Post Data Request Flow

Let’s say the user wants to post a review of the movie in offline mode. We have to execute the flow step-by-step for clear understanding:

  1. A user wrote a review and hit the post button.
  2. The app would dispatch a redux action to post a review.
  3. The request would come to the reducer layer, where it checks whether the internet is working.
  4. If the internet is not working, the request data will be stored in sync_queue and at the same time it would be persisted. We will also whitelist the reviews list in redux-persist.
  5. Whenever the internet reconnects, the app will dispatch the jobs from sync_queue one by one. For a detailed implementation of queue that supports dispatching jobs in background too, check this resource.
  6. Upon API success, the job from sync_queue will be removed from the queue.
  7. This loop keeps rolling like this.

Fetch Data Request Flow

Say the user wants to see upcoming movies in the app.

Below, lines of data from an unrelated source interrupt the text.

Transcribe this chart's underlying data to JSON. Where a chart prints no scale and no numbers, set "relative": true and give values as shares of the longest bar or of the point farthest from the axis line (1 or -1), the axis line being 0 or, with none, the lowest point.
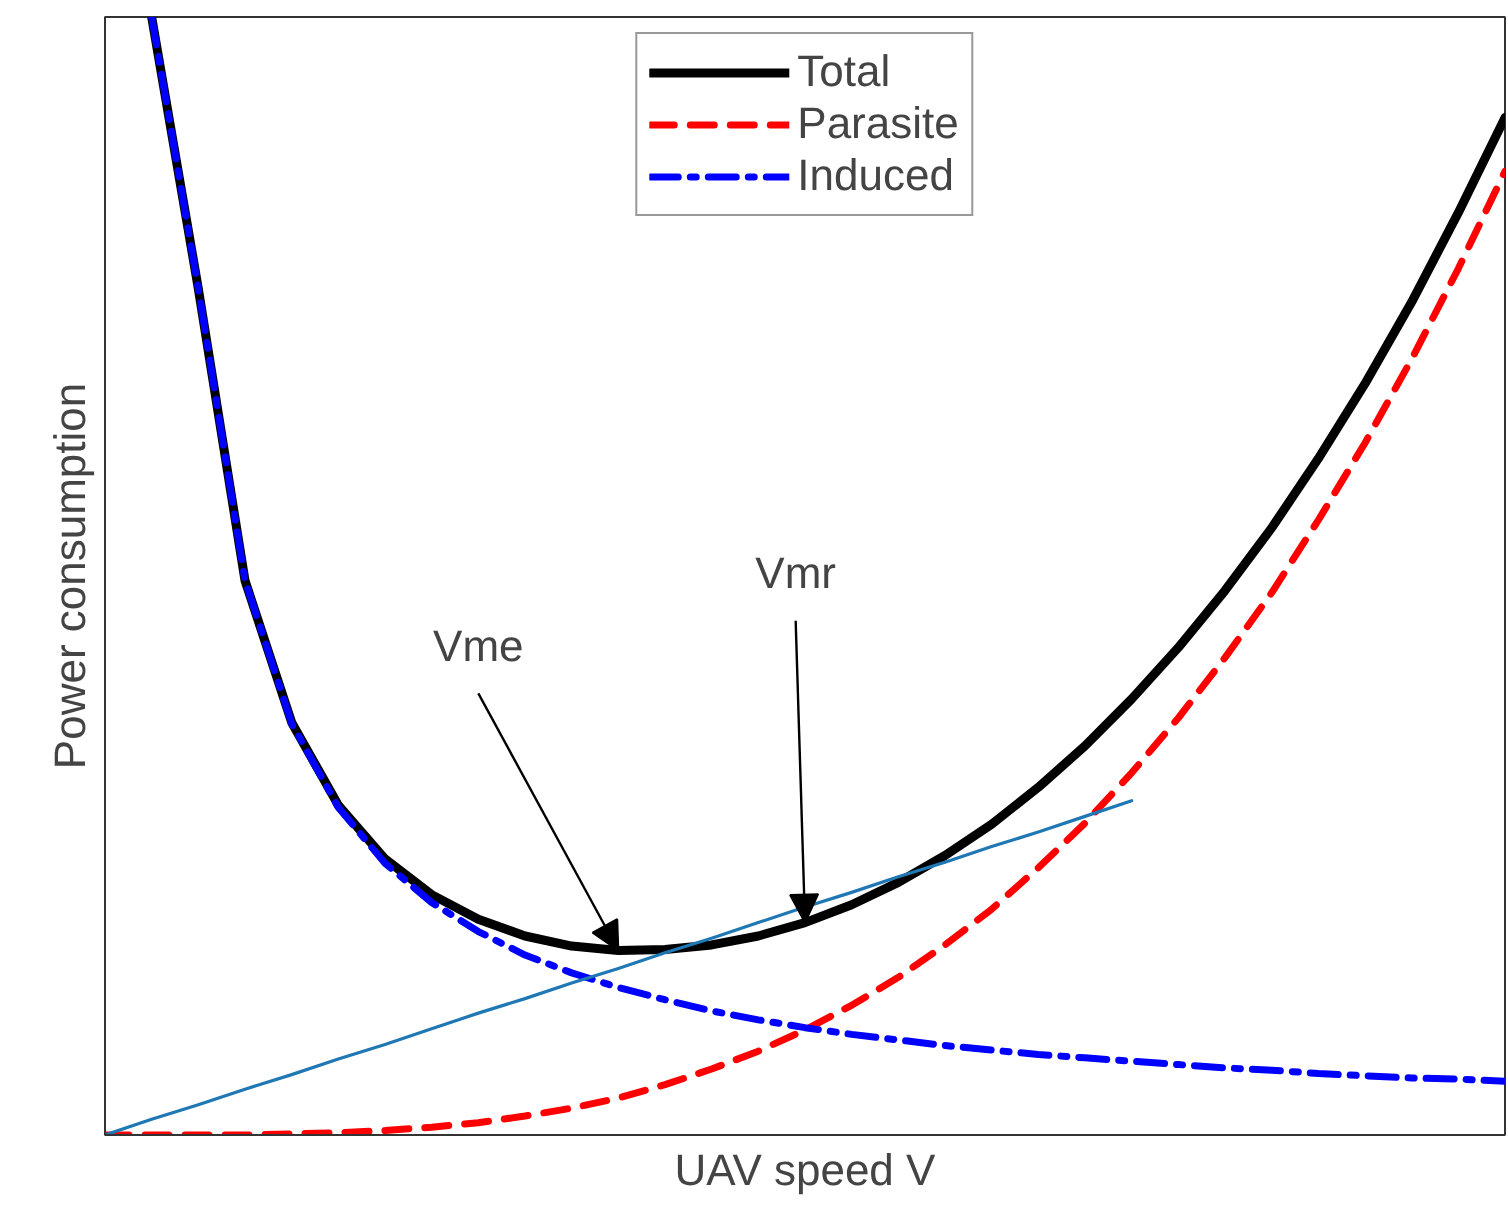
{
  "chart_data": {
    "type": "line",
    "relative": true,
    "xlabel": "UAV speed V",
    "ylabel": "Power consumption",
    "legend": "top",
    "categories": [
      null,
      null,
      null,
      null,
      null,
      null,
      null,
      null,
      null,
      null,
      null,
      null,
      null,
      null,
      null,
      null,
      null,
      null,
      null,
      null,
      null,
      null,
      null,
      null,
      null,
      null,
      null,
      null,
      null,
      null,
      null
    ],
    "series": [
      {
        "name": "Total",
        "color": "#000000",
        "line_style": "solid",
        "values": [
          null,
          1.0,
          0.757,
          0.496,
          0.369,
          0.295,
          0.247,
          0.215,
          0.193,
          0.178,
          0.169,
          0.165,
          0.166,
          0.17,
          0.178,
          0.19,
          0.206,
          0.226,
          0.25,
          0.278,
          0.311,
          0.348,
          0.39,
          0.436,
          0.487,
          0.543,
          0.605,
          0.672,
          0.745,
          0.825,
          0.91
        ]
      },
      {
        "name": "Parasite",
        "color": "#ff0000",
        "line_style": "dashed",
        "values": [
          0,
          0,
          0.0,
          0.0,
          0.001,
          0.002,
          0.004,
          0.007,
          0.011,
          0.017,
          0.024,
          0.033,
          0.045,
          0.059,
          0.075,
          0.094,
          0.116,
          0.141,
          0.17,
          0.202,
          0.239,
          0.279,
          0.324,
          0.373,
          0.427,
          0.485,
          0.55,
          0.619,
          0.694,
          0.775,
          0.862
        ]
      },
      {
        "name": "Induced",
        "color": "#0000ff",
        "line_style": "dashdot",
        "values": [
          null,
          1.0,
          0.757,
          0.496,
          0.368,
          0.293,
          0.243,
          0.208,
          0.182,
          0.161,
          0.145,
          0.132,
          0.121,
          0.111,
          0.103,
          0.096,
          0.09,
          0.085,
          0.08,
          0.076,
          0.072,
          0.069,
          0.066,
          0.063,
          0.06,
          0.058,
          0.055,
          0.053,
          0.051,
          0.05,
          0.048
        ]
      },
      {
        "color": "#1f77b4",
        "line_style": "solid",
        "values": [
          0,
          0.014,
          0.027,
          0.041,
          0.054,
          0.068,
          0.081,
          0.095,
          0.109,
          0.122,
          0.136,
          0.149,
          0.163,
          0.176,
          0.19,
          0.204,
          0.217,
          0.231,
          0.244,
          0.258,
          0.271,
          0.285,
          0.299,
          null,
          null,
          null,
          null,
          null,
          null,
          null,
          null
        ]
      }
    ],
    "annotations": [
      "Vme",
      "Vmr"
    ]
  }
}
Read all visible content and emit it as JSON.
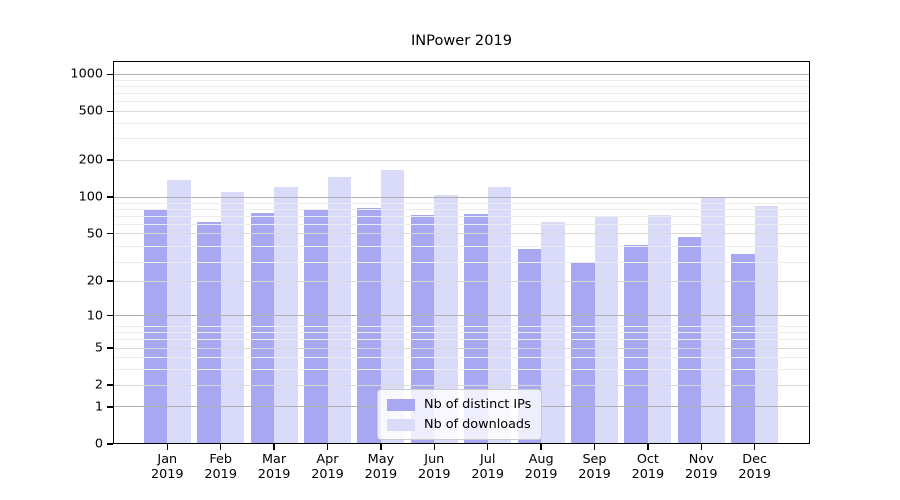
{
  "chart_data": {
    "type": "bar",
    "title": "INPower 2019",
    "categories": [
      "Jan 2019",
      "Feb 2019",
      "Mar 2019",
      "Apr 2019",
      "May 2019",
      "Jun 2019",
      "Jul 2019",
      "Aug 2019",
      "Sep 2019",
      "Oct 2019",
      "Nov 2019",
      "Dec 2019"
    ],
    "series": [
      {
        "name": "Nb of distinct IPs",
        "color": "#a8a8f2",
        "values": [
          78,
          62,
          74,
          80,
          81,
          71,
          73,
          37,
          29,
          40,
          47,
          34
        ]
      },
      {
        "name": "Nb of downloads",
        "color": "#dadaf9",
        "values": [
          138,
          110,
          122,
          147,
          165,
          104,
          120,
          62,
          68,
          71,
          100,
          84
        ]
      }
    ],
    "xlabel": "",
    "ylabel": "",
    "yscale": "log10(y+1)",
    "yticks": [
      0,
      1,
      2,
      5,
      10,
      20,
      50,
      100,
      200,
      500,
      1000
    ],
    "ylim": [
      0,
      1280
    ],
    "grid": true,
    "legend_position": "lower center, inside axes",
    "colors": {
      "bar_distinct_ips": "#a8a8f2",
      "bar_downloads": "#dadaf9",
      "grid_major": "#b0b0b0",
      "grid_mid": "#d9d9d9",
      "grid_minor": "#ececec",
      "axis": "#000000",
      "background": "#ffffff"
    }
  }
}
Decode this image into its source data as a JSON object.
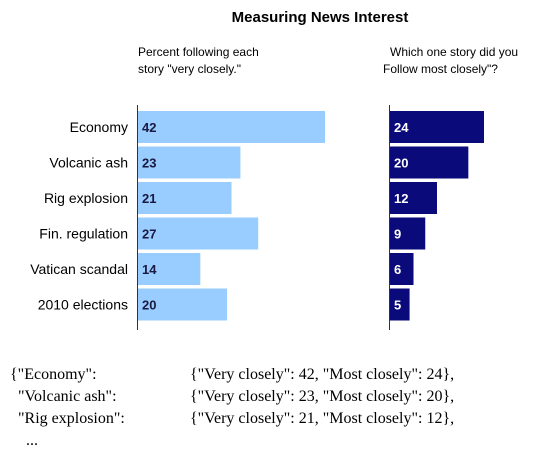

Let's now look at all the steps in the flow:

  1. If the internet is not working, the movies list will be populated from locally-saved data using redux-persist.
  2. In case the internet is working, a timestamp from the app will be sent in the fetch request.
  3. The server will send new data that is not synced with the mobile app to the server, the timestamp will be a checkpoint between the server and the mobile app for the last data syncing.
  4. New records from the server will be appended in local data, to persist for the future.
  5. It’s up to the developer to decide the structure of API for smooth local operation.
  6. If some data is to be deleted from the movies list stored locally, the server will send IDs of records to delete:
{ "movies" : [ { "id" : 3, "name" : "Avengers" }], "updates": [{ "id" : 1, "name" : "Avengers" }], "toDelete" : [1,2,3]
}

From locally stored movies, these specific IDs will be removed.

7. If records are to be updated in local data, the server will send the IDs of the updated records and updated objects array, that record will be replaced in the local app:

{ "movies" : [ { "id" : 3, "name" : "Avengers" }], "updates": [{ "id" : 1, "name" : "Avengers" }], "toDelete" : [1,2,3]
}

From locally stored movies, these specific records will be replaced.

Migration

Let's say we take a movie list on a mobile app that shows only movie name, genre, and description.

Data will be persisted with the old movie object structure. In case the movie object is changed on the server, the mobile app will crash. We want to avoid this scenario, the version number should be handled with redux-persist, whenever there is a structural change, the version number will be incremented.

We can specify the version in the redux-persist config. If no version is specified, the library recognizes reducer as minus 1 version. The key is to configure your persist configuration in your rootReducer.

For detailed implementation of migration with redux-persist, I recommend checking this resource.

Conclusion

We have discussed all scenarios of handling data locally, as well as Redux and Redux-Persist that help a lot with developing the offline mode of the mobile app.

I hope my article helped you develop an offline-supported mobile app in React Native and hopefully in the future we'll see offline-first apps being the norm.